Sean was still waiting for an answer to his question when Davy stretched out in one of his deck chairs. His eyebrows quirked when he saw the whiskey in Davy’s hand. “Mr. Pure, imbibing strong spirits? How depraved. So? Where did you eat? With who? Let’s have it.”
He inhaled, and braced himself. “Margot Vetter.”
Sean’s dimples came and went as he struggled not to grin. “Oh! Awesome. Guess we’re going to have to start calling before we drop by. It’s about time, man. I was starting to worry about—”
“Why didn’t you tell me about the stalker?”
Sean blinked. “From the tone of your voice, I take it you haven’t gotten lucky yet. Guess we can’t all be as slick as I am at seduction.”
“Focus,” Davy snarled. “Just answer the goddamn question.”
“I didn’t want to give you a chance to think it to death,” Sean said bluntly. “And I thought it would be a hell of a lot more effective if she asked you in person. Dewy eyes, long lashes going blinkety-blink? Full, trembling lips? Heaving bosom? And it was, wasn’t it?” He studied his brother, and repeated in a sharper tone. “Wasn’t it?”
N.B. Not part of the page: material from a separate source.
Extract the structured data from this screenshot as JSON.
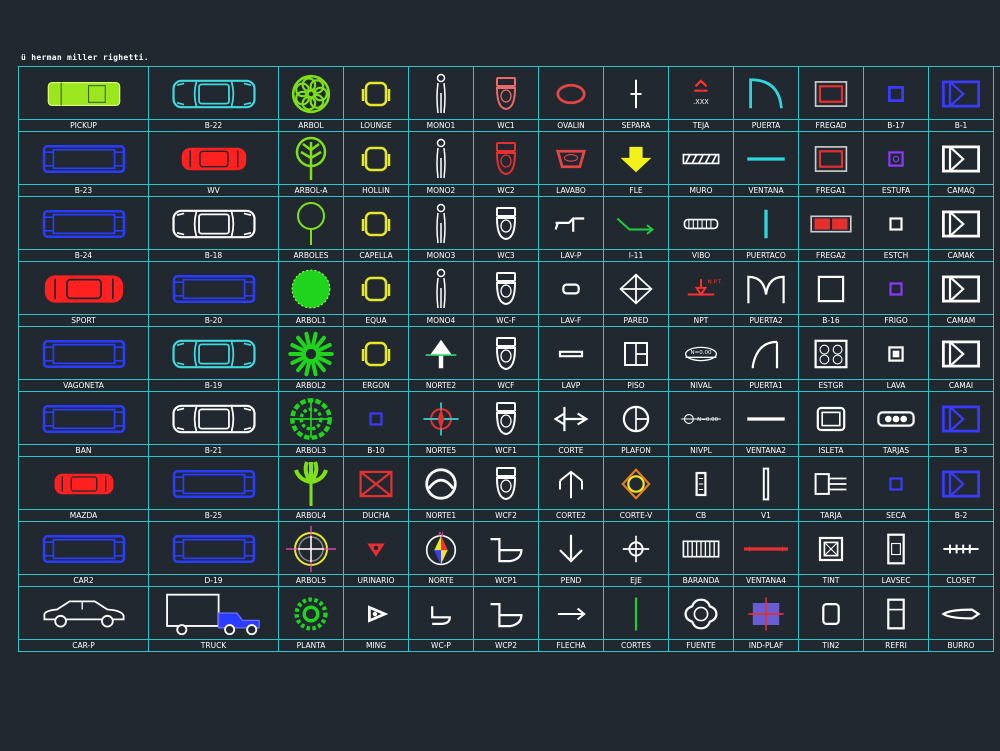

Davy studied his brother over the rim of his glass. “Just how well do you know her, anyway?”
Sean’s tilted green eyes were unusually cool. He waited a very long time to reply. “You mean, have I put the moves on her?”
Davy waited to inhale. Seconds ticked by. Miles looked worried.
Sean stretched out his long legs and propped his boots up on the porch railing. “I tried, sure. Any straight guy with a pulse would try. Except for you, of course, but we all know that you’re, ah, special. She just wasn’t into me. It’s like when I got that crush on my high school French teacher. She just sort of pats me on the head while I pant and drool.” His shrug was elaborately casual. “I think it’s you she likes.”
Davy’s chest jerked in a convulsion that vaguely resembled laughter. “Hah. Not.”